Oh, gosh… Jika hal itu dilakukan setidaknya setahun yang lalu, pasti Anastasia akan benar-benar tenggelam dan karam. Namun, kali ini ia telah bertransformasi menjadi seorang wanita yang mampu mendobrak tatanan aristokrat untuk menegakkan keadilan.
Hanya saja… ia belum memiliki jalan untuk menciptakan bara agar menciptakan api yang berkobar.
Tak ada lagi rasa cinta atau patah hati, melainkan rasa kecewa dan amarah karena Julian jelas-jelas telah menjebak dan menipunya dari awal.
“Apakah keterlaluan jika aku mengungkapnya?” Anastasia terlihat serius, meski di balik nadanya yang lirih.
“Tidak, tapi kau harus menemukan bukti yang kuat tentang itu, Ana.” Alexandre kembali mengambil selembar foto yang berserak di atas meja. “Foto-foto ini, tentu saja adalah bukti yang kuat.
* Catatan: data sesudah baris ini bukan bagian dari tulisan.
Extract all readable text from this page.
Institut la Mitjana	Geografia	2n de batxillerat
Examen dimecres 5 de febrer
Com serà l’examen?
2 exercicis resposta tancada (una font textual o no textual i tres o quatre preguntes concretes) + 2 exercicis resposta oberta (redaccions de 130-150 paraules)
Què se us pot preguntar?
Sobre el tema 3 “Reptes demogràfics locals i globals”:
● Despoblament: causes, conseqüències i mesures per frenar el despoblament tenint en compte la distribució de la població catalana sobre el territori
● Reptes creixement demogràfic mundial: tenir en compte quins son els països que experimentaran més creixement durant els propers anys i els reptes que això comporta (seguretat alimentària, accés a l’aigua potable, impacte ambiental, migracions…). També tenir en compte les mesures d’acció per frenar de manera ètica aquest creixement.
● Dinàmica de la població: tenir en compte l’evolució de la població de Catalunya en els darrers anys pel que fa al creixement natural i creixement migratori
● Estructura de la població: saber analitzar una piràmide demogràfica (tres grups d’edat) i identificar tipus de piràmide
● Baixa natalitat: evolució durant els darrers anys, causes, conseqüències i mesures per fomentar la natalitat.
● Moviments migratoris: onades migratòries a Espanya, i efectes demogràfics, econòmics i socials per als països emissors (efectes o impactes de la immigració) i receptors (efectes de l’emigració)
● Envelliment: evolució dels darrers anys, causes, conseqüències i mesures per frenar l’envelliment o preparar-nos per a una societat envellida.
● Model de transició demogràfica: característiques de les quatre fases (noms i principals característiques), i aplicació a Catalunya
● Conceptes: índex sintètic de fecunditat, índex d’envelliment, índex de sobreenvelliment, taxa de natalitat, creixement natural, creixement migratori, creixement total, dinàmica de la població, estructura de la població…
Tapi, siapa yang mengirimnya adalah satu hal yang harus kau cari tahu dulu sebelum mengungkap semuanya. Kekuatan keluarga Moreau sangat kuat. Ucapan dan bukti seperti ini bisa dibungkam mereka hanya dalam satu malam.”
Ya, Alexandre benar. Anastasia tidak boleh bertindak gegabah meskipun ia telah siap untuk menyalakan perang. “Lalu, apa yang harus aku lakukan, Alex? Aku hanya ingin mendapatkan hakku untuk hidup dalam cinta dan bahagia.”
“Calm down… Ketika kau ingin menangkap penjahat, satu hal yang harus kau lakukan adalah pura-pura bodoh, Ana. Bergeraklah dalam diam, secara perlahan. Jangan tunjukkan emosimu, dan bersikaplah biasa saja. Dengan begitu, orang yang mengirim foto itu pasti akan kembali bertindak.”
Anastasia tertunduk sejenak, memperhatikan lembaran foto itu dengan tatapan nanar. “Kau yakin tentang hal itu?”